By Darryl Mason
Paid digital downloads have exploded in Australian in the past few years, from $100,000 in 2004 to an estimated $100 million this year, about 1 in 5 of all recorded music sales.
By 2013, a new report predicts, digital downloads will be responsible for half of all music sales. But, to no great surprise, record companies are still not prepared for the next stage of the digital music revolution :
There's no mystery why CD sales in Australia are falling.
...record companies' hip pockets were "seriously hurting" and they were struggling to find ways to fight the rise.
Individual artists were better at handling the changes, benefiting from merchandise sales and touring.
"Having initially fought downloading, rather than looking at ways of legally exploiting and profiting from it, record labels are now finding themselves playing catch up...."...the report says legal downloads would start to outpace illegal downloads as legal options became cheaper and more available.
Charging more than $30 dollars for a CD disc and jewel case is absurd, particularly now teenagers know how much those materials actually cost (less than $1 each), unlike the days of vinyl records.
The vast majority of music lovers who carry their sounds with them use MP3 music players.
When you buy CDs that are blocked from being copied by terrified music corporations, you give up on CDs real fast.
Nearly every song recorded in the past few decades is now in a digital format, somewhere on the web. But options to browse and legally buy vast realms of back catalogue music in MP3 format is limited. Except when you go to the 'piracy' sites that are now showing music corporations how huge the digital marketplace actually is and how to build new digital business plans they should have developed years ago.
The music industry isn't dying, but the long and often times criminal strangle hold the majors had over the marketplace (record stores, distribution) has been broken by the digital music revolution.
The vast, vast majority of Australians now raiding entire discographies of their favourite old bands for free at The Pirate Bay and MiniNova (both sites stay high in the Top 100 most popular websites used by Australians) are not criminals, and they should not be thought of as such by record companies. It is a simple fact of the marketplace that the more music a music lover hears, the more they spend on music.

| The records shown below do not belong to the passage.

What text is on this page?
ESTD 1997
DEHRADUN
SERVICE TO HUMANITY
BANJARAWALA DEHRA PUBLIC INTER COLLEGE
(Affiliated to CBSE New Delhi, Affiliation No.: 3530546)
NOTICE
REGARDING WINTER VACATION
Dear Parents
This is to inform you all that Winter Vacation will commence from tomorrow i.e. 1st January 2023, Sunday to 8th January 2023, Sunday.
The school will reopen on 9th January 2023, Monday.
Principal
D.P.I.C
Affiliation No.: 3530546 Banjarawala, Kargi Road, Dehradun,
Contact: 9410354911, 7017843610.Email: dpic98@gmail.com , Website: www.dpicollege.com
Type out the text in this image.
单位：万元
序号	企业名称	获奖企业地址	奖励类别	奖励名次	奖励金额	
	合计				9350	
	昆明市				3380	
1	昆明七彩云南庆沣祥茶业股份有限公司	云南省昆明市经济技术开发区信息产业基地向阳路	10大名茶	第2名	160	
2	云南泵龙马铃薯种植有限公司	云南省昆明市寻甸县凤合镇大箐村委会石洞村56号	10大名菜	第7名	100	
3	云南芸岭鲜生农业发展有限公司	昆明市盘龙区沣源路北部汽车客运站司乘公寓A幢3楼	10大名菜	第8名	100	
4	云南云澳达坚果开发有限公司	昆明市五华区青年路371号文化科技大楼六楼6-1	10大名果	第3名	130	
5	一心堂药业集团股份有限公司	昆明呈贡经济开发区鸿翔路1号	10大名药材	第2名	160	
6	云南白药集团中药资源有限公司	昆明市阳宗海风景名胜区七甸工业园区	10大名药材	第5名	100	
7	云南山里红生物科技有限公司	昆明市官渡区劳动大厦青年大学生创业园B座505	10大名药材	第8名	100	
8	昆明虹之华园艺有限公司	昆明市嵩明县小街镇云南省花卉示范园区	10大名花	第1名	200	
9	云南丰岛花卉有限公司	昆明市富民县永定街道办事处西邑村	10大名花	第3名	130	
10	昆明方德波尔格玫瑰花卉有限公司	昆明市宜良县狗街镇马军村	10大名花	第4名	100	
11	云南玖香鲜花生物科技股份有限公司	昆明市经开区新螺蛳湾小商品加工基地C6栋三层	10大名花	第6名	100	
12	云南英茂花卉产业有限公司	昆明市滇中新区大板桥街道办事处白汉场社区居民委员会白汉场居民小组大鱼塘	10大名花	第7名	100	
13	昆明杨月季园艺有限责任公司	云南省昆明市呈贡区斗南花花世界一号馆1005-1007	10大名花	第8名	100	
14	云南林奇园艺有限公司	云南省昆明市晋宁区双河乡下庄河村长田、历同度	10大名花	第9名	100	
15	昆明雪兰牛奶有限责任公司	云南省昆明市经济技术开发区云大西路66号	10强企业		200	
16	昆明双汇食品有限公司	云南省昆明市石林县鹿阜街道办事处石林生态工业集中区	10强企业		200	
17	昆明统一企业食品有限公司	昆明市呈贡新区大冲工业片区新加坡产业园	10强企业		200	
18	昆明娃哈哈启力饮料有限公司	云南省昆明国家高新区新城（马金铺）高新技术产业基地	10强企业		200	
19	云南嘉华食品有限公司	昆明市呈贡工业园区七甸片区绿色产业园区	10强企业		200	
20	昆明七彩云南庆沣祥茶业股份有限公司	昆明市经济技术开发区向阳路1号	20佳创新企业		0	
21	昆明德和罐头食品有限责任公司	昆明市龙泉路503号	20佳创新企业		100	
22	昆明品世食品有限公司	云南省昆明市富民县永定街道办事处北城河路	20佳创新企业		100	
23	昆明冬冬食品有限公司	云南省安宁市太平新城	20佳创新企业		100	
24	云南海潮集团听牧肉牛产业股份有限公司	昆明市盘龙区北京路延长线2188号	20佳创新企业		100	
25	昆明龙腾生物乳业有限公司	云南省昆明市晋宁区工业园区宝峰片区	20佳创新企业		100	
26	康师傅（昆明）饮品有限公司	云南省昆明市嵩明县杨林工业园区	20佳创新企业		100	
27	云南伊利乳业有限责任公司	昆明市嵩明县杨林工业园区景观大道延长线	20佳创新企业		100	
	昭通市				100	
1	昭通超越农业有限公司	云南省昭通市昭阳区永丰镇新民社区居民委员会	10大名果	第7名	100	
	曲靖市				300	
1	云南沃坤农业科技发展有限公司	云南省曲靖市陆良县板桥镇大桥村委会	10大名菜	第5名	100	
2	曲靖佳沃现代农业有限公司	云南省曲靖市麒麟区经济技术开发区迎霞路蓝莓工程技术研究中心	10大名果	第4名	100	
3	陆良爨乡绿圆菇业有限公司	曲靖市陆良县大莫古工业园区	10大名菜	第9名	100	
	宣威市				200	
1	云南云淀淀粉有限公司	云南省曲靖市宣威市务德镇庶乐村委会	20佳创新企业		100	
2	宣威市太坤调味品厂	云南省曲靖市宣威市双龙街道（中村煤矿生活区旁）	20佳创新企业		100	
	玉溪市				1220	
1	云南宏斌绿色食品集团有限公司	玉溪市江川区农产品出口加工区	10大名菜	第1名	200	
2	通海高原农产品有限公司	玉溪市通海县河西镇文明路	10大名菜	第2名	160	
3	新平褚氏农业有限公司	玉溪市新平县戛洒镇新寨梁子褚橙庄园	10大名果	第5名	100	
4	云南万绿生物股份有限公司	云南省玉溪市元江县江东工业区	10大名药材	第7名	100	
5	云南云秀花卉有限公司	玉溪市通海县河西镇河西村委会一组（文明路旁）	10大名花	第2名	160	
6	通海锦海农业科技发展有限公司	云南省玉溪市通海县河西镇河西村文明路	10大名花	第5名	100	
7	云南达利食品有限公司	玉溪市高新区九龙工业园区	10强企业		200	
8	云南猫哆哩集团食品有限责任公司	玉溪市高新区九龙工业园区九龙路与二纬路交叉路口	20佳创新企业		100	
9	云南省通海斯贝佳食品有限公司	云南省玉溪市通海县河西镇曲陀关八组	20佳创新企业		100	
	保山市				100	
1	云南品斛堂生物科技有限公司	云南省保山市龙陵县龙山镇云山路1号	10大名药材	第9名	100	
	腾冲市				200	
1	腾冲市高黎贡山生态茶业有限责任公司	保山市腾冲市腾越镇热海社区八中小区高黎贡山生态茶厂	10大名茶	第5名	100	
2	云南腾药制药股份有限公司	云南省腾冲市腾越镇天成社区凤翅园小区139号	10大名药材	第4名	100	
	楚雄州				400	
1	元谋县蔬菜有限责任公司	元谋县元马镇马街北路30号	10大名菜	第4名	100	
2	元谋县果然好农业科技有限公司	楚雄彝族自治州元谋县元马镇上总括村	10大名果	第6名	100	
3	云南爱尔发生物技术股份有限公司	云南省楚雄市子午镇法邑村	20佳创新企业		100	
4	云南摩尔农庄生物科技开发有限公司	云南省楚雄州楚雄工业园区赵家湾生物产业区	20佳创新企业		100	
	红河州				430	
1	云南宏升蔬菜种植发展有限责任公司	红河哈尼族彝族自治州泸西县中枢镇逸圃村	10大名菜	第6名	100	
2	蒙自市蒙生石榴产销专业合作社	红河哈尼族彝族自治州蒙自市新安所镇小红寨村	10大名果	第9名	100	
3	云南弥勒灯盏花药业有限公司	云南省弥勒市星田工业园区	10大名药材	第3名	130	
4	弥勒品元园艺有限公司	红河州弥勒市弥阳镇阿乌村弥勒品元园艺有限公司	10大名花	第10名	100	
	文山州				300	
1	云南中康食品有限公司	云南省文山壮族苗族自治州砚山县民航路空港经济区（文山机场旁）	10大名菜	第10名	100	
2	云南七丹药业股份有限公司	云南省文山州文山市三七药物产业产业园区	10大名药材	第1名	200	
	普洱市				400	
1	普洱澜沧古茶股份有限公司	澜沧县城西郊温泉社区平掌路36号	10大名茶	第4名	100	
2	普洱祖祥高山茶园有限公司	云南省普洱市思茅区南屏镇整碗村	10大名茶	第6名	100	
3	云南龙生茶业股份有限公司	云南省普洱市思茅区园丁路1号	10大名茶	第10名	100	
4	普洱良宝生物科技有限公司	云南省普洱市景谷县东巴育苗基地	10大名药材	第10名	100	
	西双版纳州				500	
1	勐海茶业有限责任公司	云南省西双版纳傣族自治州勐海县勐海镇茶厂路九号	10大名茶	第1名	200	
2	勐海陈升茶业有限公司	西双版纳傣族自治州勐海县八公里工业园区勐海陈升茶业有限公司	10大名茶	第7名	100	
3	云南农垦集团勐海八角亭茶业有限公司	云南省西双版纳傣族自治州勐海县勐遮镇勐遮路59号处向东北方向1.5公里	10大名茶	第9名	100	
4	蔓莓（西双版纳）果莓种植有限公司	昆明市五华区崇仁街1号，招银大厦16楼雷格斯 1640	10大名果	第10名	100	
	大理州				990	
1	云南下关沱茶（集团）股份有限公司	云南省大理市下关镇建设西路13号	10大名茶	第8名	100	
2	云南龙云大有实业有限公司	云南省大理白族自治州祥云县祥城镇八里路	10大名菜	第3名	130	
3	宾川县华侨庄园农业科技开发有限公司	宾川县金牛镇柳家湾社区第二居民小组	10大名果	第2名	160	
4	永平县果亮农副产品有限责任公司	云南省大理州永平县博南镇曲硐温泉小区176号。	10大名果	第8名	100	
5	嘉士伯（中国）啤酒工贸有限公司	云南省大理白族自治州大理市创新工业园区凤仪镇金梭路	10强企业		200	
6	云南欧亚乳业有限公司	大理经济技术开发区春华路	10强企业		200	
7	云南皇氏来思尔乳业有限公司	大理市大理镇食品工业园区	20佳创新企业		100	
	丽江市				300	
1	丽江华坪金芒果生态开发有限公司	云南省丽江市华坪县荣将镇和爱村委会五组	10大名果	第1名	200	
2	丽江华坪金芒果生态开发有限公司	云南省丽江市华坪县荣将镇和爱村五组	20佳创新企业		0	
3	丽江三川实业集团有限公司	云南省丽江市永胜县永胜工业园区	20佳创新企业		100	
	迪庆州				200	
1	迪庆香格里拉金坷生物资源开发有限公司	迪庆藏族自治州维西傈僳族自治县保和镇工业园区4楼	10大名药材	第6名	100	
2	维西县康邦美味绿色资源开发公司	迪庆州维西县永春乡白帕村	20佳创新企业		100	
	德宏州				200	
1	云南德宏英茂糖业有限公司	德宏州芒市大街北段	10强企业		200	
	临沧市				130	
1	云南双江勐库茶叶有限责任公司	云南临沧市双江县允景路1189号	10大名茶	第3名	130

So-called music 'piracy' has actually broadened the marketplace and audience to which record companies can now pitch their products. But they have to make the products worth buying.
It may well be true that an entire generation of children believe that "music is free", but that doesn't mean they are not buying music, or won't buy music when they've got cash to spend.
They won't buy a $25 CD, but would they buy a $30 CD that had a beautiful poster-sized piece of fold-out art (like an old double vinyl album cover), a couple of nice prints of the musician or band and a memory stick packed with extra tracks, videos, remixes, raw master recordings? Put it this way, they are more likely to buy the $30 pack than the $25 extras-free CD.
The music industry, like the movie industry, has to adapt to the digital marketplace that already exists, not try and bust it apart with legal threats (they can't win that war) or through fan-infuriating levels of control over the digital formats of the music and movies they release.
When people hear something they like, they want to share it with friends and family. It has always been this way with music, as it has been with all story-telling.
There are more music junkies in Australia than ever before, with nearly every one of them carrying their favourite tunes with them in their music players, in car stereos, in their phones.
The music industry should be rejoicing that the digital marketplace is so huge (through little effort of their own) and so incredibly easy to access and to sell music to. But the makers have to offer the buyers something a bit more special now than a plain old CD.
They have to give the customers numerous reasons to pay for the music they want to listen to, and share; a package they cannot download from The Pirate Bay, something physical, unique, beautiful. Something the music fans simply have to own.
Blaming music lovers for not buying products they're not interested in buying is ridiculous, and utterly self-defeating.
Music 'piracy' is not destroying the market for music, it's rapidly expanding it. The explosion in popularity of live rock across Australia owes something to the mostly illegal digital music sharing amongst teenagers in the past five years, particularly through social networking sites.
It's now up to major players of the Australian music industry to find new and innovative ways to sell that music (in various formats and packages) to the customers who want it, and it's time for those same major players to realise that file-sharing will lead to an even bigger audience to sell to, if they are actually selling, at reasonable prices, what the people want to buy.